Die plötzliche Eskalation neuer Feindseligkeiten im Golfgebiet entfaltete sich zehn Tage nach der Unterzeichnung eines Verständigungspaktes zwischen den Vereinigten Staaten und dem Iran. Dieses Abkommen sollte den Konflikt beenden, doch die vage formulierte Sprache offenbarte sich als unzureichend und gefährdete die Wiederaufnahme eines Krieges zwischen den beiden Staaten. Befürworter des Deals in Teheran erlitten dadurch einen Rückschlag, da Forderungen nach einer sofortigen Aufhebung der Vereinbarung laut wurden.

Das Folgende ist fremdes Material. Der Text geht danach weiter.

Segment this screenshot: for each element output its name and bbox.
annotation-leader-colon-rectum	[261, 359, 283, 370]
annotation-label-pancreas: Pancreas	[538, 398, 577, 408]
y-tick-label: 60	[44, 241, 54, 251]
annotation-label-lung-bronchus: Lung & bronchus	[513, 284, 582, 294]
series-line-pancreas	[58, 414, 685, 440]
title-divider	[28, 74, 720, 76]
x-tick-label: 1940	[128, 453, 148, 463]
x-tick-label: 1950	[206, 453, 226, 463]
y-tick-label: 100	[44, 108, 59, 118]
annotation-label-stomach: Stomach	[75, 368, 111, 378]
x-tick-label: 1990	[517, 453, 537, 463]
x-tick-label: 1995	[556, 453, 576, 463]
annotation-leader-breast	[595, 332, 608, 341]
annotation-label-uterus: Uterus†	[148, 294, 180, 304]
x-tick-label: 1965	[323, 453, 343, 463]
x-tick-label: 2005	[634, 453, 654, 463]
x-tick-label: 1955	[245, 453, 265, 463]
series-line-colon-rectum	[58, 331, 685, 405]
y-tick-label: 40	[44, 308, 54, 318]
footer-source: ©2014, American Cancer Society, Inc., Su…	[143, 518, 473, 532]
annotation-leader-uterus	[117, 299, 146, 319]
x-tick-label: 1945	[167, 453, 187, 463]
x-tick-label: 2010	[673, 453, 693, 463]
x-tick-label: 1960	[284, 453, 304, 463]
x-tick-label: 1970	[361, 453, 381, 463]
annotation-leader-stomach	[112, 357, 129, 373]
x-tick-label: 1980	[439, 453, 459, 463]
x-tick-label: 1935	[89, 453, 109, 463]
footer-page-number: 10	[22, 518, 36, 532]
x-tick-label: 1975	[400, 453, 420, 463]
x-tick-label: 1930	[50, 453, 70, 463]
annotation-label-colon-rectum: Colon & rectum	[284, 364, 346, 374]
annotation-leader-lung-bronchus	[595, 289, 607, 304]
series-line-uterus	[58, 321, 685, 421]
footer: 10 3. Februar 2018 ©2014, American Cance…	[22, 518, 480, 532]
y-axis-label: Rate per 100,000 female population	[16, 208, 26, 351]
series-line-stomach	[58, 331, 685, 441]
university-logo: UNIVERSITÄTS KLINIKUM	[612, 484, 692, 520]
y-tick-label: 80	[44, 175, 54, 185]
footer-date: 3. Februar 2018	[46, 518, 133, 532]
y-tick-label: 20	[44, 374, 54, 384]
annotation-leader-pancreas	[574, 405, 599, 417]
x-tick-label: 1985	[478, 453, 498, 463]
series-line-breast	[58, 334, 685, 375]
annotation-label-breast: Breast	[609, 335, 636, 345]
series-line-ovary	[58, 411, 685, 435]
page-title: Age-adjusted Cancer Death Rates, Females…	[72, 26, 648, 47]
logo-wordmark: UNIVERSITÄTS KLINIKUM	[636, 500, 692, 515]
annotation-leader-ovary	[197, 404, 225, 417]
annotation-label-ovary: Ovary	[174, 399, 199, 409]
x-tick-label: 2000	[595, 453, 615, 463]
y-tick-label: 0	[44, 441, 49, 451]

Die Formulierung der vierzehn Punkte des Dokuments enthielt bewusst vage gehaltene Bestimmungen bezüglich der beider Seiten am meisten umstrittenen Punkte: des Waffenstillstands in Libanon und der Durchfahrt durch den Hormus-Straße. Diese Unklarheit erlaubte es den jeweiligen Seiten, gegensätzliche Interpretationen zu entwickeln, was die Grundlage des Abkommens untergrub. Kritiker äußerten die Ansicht, dass die iranische Regierung niemals zugestimmt haben dürfe, die Straße von Hormus wieder zu öffnen.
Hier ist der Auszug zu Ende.